Салат был приличный, кроме зёрен граната, которые почему-то горчили. Лиля сидела, откладывая их на край очень большой белой тарелки, и вяло тыкала вилкой в рукколу, глядя, как Макс расхаживает с телефоном у уха по дальнему краю веранды, попинывая большие плетёные серые топчаны и диваны.
- Я договорился, - сказал он. - Португалия, значит? Олег Михалыч щедрый шеф.
- Устроим второй медовый месяц, - улыбнулась Лиля, вставая ему навстречу. - Как насчет съездить в твой перевалочный пункт на Староконюшенном прямо сейчас?
Макс с сомнением поднял бровь. Лиля удручённо вздохнула.
- Ты чего глядишь сычом? Аль кручинишься о чём? - Макс взял её за подбородок и поцеловал. - Пойдём. У нас впереди неделя в жаркой стране, а ты закисла. Не надо. Успеем ещё накувыркаться.
Лиля вздохнула. Створки лифта закрылись за ними. Макс стоял, прислонившись спиной к стенке, и она повернулась и шагнула к нему, прижимаясь всем телом.
- Стой, стой. Тут бизнес-центр, - хмыкнул Макс, отстраняясь. - На любом этаже могут войти. Потерпи хотя бы до дома. Что с тобой такое?
- Не знаю. Весна меня дразнит, - хихикнула Лиля, целуя его. - А тебя не дразнит? У меня голова кругом идёт от этих запахов, особенно, когда ты рядом.

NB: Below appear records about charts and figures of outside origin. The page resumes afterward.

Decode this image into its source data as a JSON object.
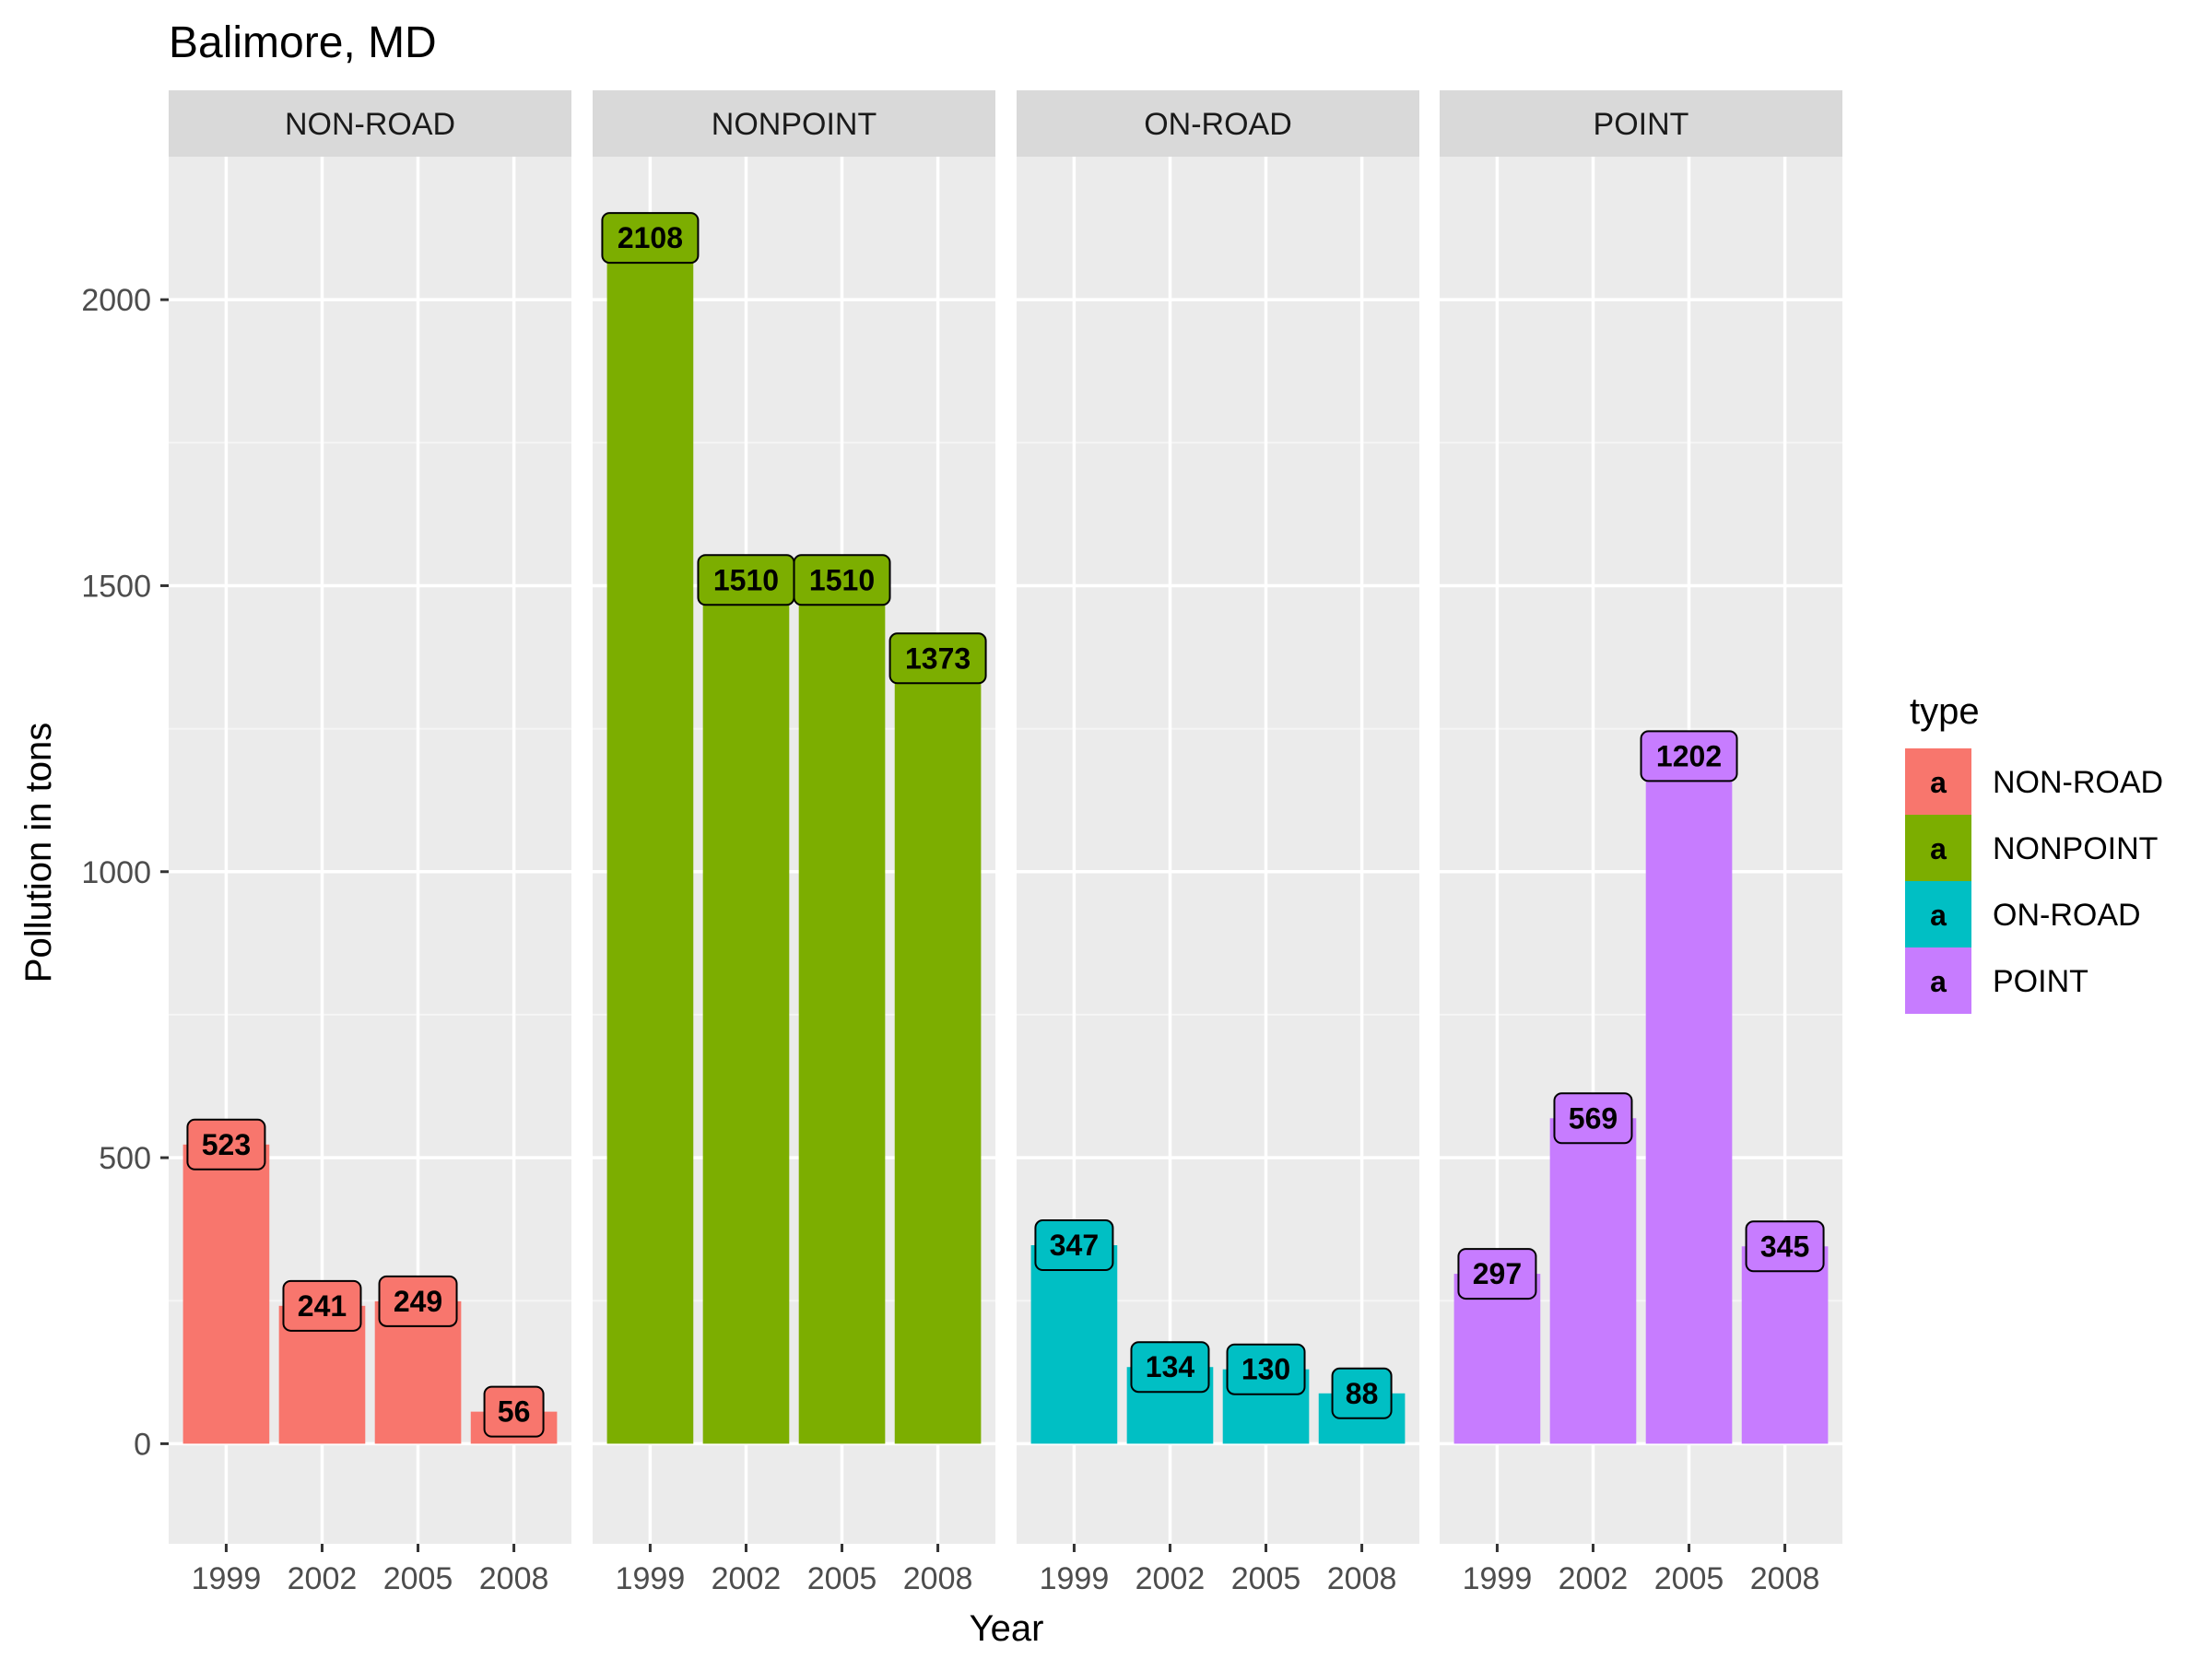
{
  "chart_data": {
    "type": "bar",
    "title": "Balimore, MD",
    "xlabel": "Year",
    "ylabel": "Pollution in tons",
    "categories": [
      "1999",
      "2002",
      "2005",
      "2008"
    ],
    "ylim": [
      -175,
      2250
    ],
    "yticks": [
      0,
      500,
      1000,
      1500,
      2000
    ],
    "grid": true,
    "legend": {
      "title": "type",
      "placement": "right",
      "key_glyph": "a"
    },
    "facets": [
      {
        "name": "NON-ROAD",
        "color": "#F8766D",
        "values": [
          523,
          241,
          249,
          56
        ]
      },
      {
        "name": "NONPOINT",
        "color": "#7CAE00",
        "values": [
          2108,
          1510,
          1510,
          1373
        ]
      },
      {
        "name": "ON-ROAD",
        "color": "#00BFC4",
        "values": [
          347,
          134,
          130,
          88
        ]
      },
      {
        "name": "POINT",
        "color": "#C77CFF",
        "values": [
          297,
          569,
          1202,
          345
        ]
      }
    ]
  },
  "colors": {
    "panel_background": "#EBEBEB",
    "strip_background": "#D9D9D9",
    "grid_major": "#FFFFFF",
    "grid_minor": "#F5F5F5"
  }
}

- Ну, я уже не мальчик. - Макс погладил её по щеке и достал ключи. - Я обратно в офис. Встретимся дома.
4. Лепестки яблонь
Яблоня роняла лепестки на асфальт дворика и на бордовый "жигулёнок" Вики. Мама сказала папе, чтобы тот принял меры, потому что эта подростковая страсть до добра не доведёт. Папа тогда разозлился и сломал дверь в ванную, а на следующий день привёз Лилю в "Аврору" к Марине Вадимовне. Она с улыбкой кивала папе, а когда он вышел, повернулась к Лиле и закатила глаза, показывая на дверь. "Как будто он себя не помнит в семнадцать-то лет", - улыбнулась она, подмигнув, и с тех пор у Лили не было от неё секретов.

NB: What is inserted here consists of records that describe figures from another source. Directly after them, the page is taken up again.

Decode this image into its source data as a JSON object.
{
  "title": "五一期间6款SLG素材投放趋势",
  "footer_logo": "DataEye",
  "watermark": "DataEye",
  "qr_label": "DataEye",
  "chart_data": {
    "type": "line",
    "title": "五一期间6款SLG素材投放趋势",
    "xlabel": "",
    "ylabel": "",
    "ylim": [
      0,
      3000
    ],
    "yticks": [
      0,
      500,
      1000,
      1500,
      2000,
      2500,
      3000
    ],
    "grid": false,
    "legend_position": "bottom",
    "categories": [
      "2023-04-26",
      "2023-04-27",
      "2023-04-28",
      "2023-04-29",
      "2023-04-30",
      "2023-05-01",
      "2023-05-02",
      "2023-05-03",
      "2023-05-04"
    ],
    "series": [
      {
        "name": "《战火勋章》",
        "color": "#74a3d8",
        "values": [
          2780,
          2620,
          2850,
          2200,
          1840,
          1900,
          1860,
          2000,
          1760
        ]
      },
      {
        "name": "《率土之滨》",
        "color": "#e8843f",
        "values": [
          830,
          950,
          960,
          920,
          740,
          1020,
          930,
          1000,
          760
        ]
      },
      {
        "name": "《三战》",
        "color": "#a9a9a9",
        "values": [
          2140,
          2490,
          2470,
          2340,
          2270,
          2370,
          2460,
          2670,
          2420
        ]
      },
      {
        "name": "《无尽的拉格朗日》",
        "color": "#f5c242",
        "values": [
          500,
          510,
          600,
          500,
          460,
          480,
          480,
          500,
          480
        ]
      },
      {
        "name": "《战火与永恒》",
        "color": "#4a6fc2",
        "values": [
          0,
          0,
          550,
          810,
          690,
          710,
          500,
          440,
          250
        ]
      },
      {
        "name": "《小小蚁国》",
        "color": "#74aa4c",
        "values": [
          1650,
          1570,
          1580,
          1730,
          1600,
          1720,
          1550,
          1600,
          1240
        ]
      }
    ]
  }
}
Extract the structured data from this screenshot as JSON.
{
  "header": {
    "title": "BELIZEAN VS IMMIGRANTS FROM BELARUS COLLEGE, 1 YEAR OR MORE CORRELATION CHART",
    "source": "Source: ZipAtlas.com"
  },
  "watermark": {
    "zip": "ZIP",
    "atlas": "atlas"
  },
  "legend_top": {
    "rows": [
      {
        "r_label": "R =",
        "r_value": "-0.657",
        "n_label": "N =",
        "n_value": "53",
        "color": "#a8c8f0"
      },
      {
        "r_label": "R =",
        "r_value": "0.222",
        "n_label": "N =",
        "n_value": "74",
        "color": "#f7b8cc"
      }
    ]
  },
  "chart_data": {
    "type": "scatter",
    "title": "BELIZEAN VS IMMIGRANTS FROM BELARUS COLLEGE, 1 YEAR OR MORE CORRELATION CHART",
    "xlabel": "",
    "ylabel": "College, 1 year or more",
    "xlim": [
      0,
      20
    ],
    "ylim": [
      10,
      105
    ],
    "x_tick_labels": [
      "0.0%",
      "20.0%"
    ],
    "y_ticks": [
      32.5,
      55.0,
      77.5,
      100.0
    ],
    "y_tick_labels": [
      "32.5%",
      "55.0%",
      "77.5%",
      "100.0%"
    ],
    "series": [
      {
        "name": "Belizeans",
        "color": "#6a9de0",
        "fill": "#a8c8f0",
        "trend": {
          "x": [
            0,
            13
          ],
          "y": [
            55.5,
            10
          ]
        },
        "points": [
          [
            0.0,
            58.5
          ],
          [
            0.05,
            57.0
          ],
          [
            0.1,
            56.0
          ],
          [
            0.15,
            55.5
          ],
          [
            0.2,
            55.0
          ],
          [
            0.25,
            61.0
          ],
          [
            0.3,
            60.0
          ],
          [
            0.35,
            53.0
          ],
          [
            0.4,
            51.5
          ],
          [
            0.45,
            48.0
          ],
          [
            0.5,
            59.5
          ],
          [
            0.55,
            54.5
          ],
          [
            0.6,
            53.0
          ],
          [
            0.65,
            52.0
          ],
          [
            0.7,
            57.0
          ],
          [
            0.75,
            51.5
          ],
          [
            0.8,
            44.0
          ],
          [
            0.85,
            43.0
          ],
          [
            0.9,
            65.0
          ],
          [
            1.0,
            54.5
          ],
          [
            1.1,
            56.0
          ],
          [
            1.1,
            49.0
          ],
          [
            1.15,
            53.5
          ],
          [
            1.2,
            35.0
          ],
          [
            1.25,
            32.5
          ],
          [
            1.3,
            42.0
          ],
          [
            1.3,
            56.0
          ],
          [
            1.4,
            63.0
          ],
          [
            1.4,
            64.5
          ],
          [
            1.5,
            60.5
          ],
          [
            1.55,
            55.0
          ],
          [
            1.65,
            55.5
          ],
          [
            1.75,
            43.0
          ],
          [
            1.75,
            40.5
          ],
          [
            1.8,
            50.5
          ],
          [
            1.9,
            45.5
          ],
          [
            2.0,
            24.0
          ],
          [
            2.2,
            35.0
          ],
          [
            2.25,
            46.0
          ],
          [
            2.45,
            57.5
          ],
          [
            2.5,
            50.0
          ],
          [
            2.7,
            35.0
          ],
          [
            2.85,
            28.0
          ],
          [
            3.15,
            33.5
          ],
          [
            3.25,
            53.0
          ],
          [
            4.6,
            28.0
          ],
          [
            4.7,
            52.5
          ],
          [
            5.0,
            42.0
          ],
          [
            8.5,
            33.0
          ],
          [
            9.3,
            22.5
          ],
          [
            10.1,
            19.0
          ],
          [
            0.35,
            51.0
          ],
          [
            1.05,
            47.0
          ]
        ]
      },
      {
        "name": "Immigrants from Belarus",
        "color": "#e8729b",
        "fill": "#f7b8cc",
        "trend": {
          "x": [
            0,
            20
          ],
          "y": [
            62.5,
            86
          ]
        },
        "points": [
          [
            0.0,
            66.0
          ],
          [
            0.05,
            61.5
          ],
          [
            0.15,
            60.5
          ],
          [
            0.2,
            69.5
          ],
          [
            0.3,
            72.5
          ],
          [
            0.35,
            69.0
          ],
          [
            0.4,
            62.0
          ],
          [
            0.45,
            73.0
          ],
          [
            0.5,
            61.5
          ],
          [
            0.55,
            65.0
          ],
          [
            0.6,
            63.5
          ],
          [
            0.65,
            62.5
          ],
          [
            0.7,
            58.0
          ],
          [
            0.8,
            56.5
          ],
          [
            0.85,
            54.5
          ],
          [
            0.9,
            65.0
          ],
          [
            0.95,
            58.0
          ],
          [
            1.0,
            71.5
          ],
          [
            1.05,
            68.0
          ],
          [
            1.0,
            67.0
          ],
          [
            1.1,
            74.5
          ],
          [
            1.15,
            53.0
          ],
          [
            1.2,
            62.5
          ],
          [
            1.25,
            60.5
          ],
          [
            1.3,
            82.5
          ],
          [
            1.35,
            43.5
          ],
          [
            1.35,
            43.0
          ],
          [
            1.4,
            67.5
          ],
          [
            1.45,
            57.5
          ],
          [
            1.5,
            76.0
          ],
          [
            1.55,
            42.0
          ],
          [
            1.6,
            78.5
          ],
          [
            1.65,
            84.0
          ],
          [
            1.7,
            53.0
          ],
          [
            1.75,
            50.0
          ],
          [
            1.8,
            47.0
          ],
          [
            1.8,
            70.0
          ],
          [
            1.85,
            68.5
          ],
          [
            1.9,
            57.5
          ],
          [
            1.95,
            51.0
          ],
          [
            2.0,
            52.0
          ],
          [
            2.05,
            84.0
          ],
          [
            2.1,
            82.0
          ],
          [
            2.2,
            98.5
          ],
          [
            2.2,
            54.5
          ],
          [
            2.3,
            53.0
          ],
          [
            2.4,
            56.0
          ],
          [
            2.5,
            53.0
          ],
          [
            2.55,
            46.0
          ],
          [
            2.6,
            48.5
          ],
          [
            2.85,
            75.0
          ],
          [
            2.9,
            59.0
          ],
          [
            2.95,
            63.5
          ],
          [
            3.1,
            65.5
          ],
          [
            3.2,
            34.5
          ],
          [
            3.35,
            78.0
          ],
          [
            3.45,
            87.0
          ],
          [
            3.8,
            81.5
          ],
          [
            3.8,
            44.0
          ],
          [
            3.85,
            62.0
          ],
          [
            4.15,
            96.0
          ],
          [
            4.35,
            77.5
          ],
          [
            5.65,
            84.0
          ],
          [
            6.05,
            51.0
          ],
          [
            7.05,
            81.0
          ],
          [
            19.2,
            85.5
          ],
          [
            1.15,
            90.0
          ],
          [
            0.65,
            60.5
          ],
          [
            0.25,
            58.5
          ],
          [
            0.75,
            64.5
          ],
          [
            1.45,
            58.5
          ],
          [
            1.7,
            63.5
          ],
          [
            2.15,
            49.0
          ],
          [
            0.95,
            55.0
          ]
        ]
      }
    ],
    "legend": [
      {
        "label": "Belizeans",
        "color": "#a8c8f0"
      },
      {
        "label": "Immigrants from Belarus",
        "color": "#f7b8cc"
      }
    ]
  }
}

А потом, через год, папа привёз её на корпоратив, и там познакомил с Максом. "Максим, двадцать шесть, амбициозный, спортсмен". Так отец представил его. Лиля хихикнула и убежала к столикам, где приметила шампанское, но Макс ходил за ней весь день, а вечером пригласил танцевать. Они танцевали медляк под какую-то древнюю песню, и Макс дышал ей в висок, а шампанское кружило голову. "Негромкие гитарные аккорды дрожали нежно под его рукой... Хотелось мне казаться непокорной..."
Лиля выдохнула дым и присела на заборчик. Как курица на насесте. Как давно это было!